Expressing “concern” over the “ongoing developments in Thailand,” Singapore has issued a travel advisory. Singaporeans are among the high-profile travellers to Thailand.
“If Singaporeans do not have a pressing need to travel to Bangkok and the other areas where a state of emergency has been declared, they are advised to postpone the travel to a later date,” the City-State said.
For those visiting on essential work, it advised that they “should be on personal alert and monitor the news closely”. They should “avoid areas where there is a risk of disturbance”.
In Bangkok, tens of thousands of Thailand's anti-government protesters continued to camp in the commercial centre on Thursday, in what was widely seen as an open defiance of the emergency decree. The order was promulgated on Wednesday following a brief gate-crash by the protesters at the Parliament premises. Some officials and Ministers were quickly evacuated, some by helicopter.

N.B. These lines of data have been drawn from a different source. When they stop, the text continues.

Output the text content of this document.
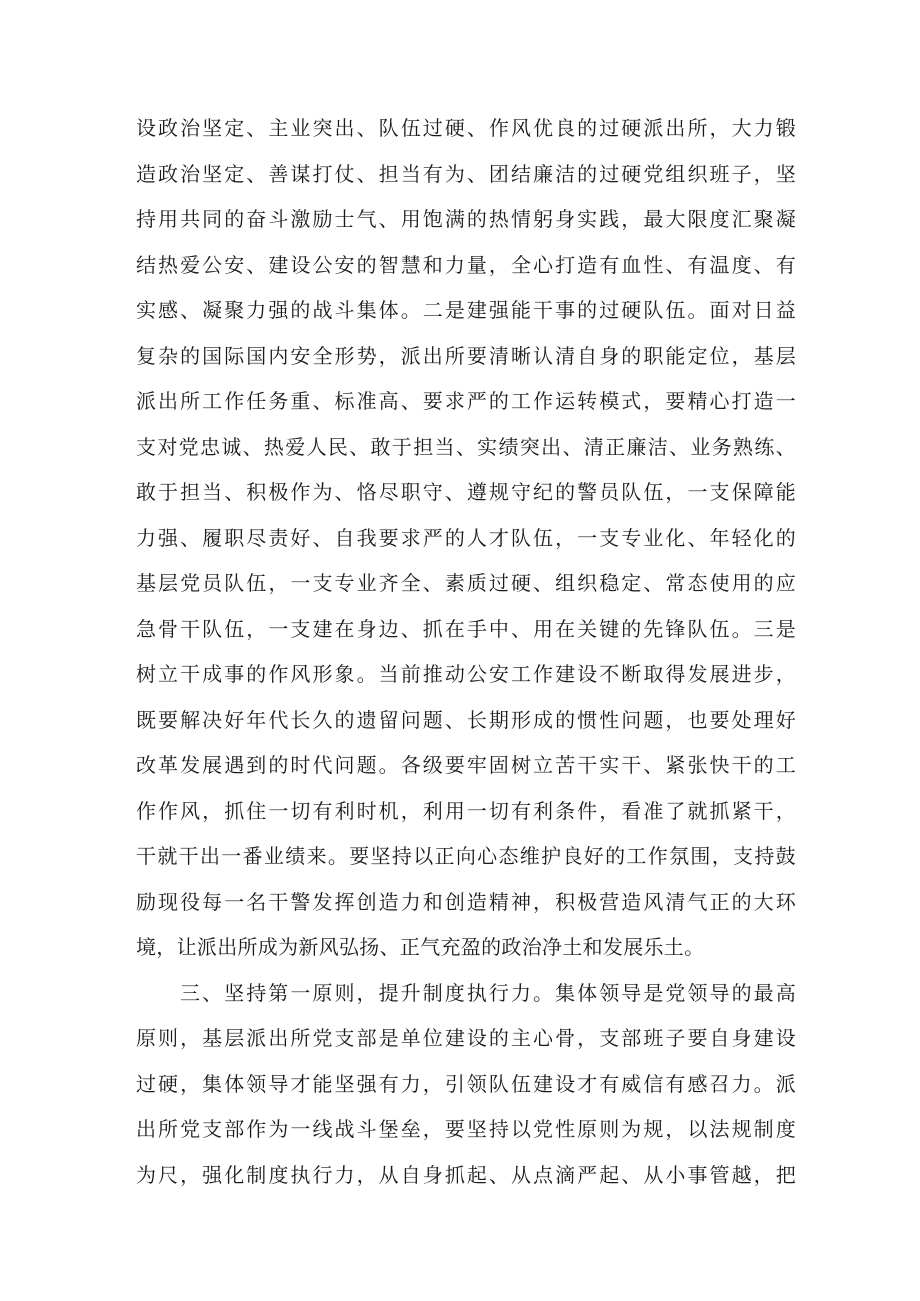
设政治坚定、主业突出、队伍过硬、作风优良的过硬派出所，大力锻
造政治坚定、善谋打仗、担当有为、团结廉洁的过硬党组织班子，坚
持用共同的奋斗激励士气、用饱满的热情躬身实践，最大限度汇聚凝
结热爱公安、建设公安的智慧和力量，全心打造有血性、有温度、有
实感、凝聚力强的战斗集体。二是建强能干事的过硬队伍。面对日益
复杂的国际国内安全形势，派出所要清晰认清自身的职能定位，基层
派出所工作任务重、标准高、要求严的工作运转模式，要精心打造一
支对党忠诚、热爱人民、敢于担当、实绩突出、清正廉洁、业务熟练、
敢于担当、积极作为、恪尽职守、遵规守纪的警员队伍，一支保障能
力强、履职尽责好、自我要求严的人才队伍，一支专业化、年轻化的
基层党员队伍，一支专业齐全、素质过硬、组织稳定、常态使用的应
急骨干队伍，一支建在身边、抓在手中、用在关键的先锋队伍。三是
树立干成事的作风形象。当前推动公安工作建设不断取得发展进步，
既要解决好年代长久的遗留问题、长期形成的惯性问题，也要处理好
改革发展遇到的时代问题。各级要牢固树立苦干实干、紧张快干的工
作作风，抓住一切有利时机，利用一切有利条件，看准了就抓紧干，
干就干出一番业绩来。要坚持以正向心态维护良好的工作氛围，支持鼓
励现役每一名干警发挥创造力和创造精神，积极营造风清气正的大环
境，让派出所成为新风弘扬、正气充盈的政治净土和发展乐土。
三、坚持第一原则，提升制度执行力。集体领导是党领导的最高
原则，基层派出所党支部是单位建设的主心骨，支部班子要自身建设
过硬，集体领导才能坚强有力，引领队伍建设才有威信有感召力。派
出所党支部作为一线战斗堡垒，要坚持以党性原则为规，以法规制度
为尺，强化制度执行力，从自身抓起、从点滴严起、从小事管越，把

The military and security agencies, empowered to end the siege by force, did not make any conspicuous move until dusk on Thursday.
Leading the protest for the fourth straight week, the United Front for Democracy against Dictatorship (UDD) has organised picketing near the office of an infantry brigade and resorted to some unusual act of splashing donated blood at the premises of Prime Minister Abhisit Vejjajiva's office and residence besides his party headquarters. At one stage, the protesters numbered over 1,00,000 in some unofficial estimates. And, the UDD has occupied Bangkok's commercial district for the past several days.
Mr. Abhisit, who has rejected the UDD's demand that he dissolve the House of Representatives and hold a snap general election, decided on Thursday to cancel his planned visit to Hanoi for a regional summit there. He would not also attend the United States-sponsored Nuclear Security Summit in Washington next week, it was said.
The UDD is encouraged by the military-deposed and now-fugitive Thai leader, Thaksin Shinawatra, from his bases in self-exile. And, Mr. Abhisit's critics at home and abroad see him as a proxy of the Thai military.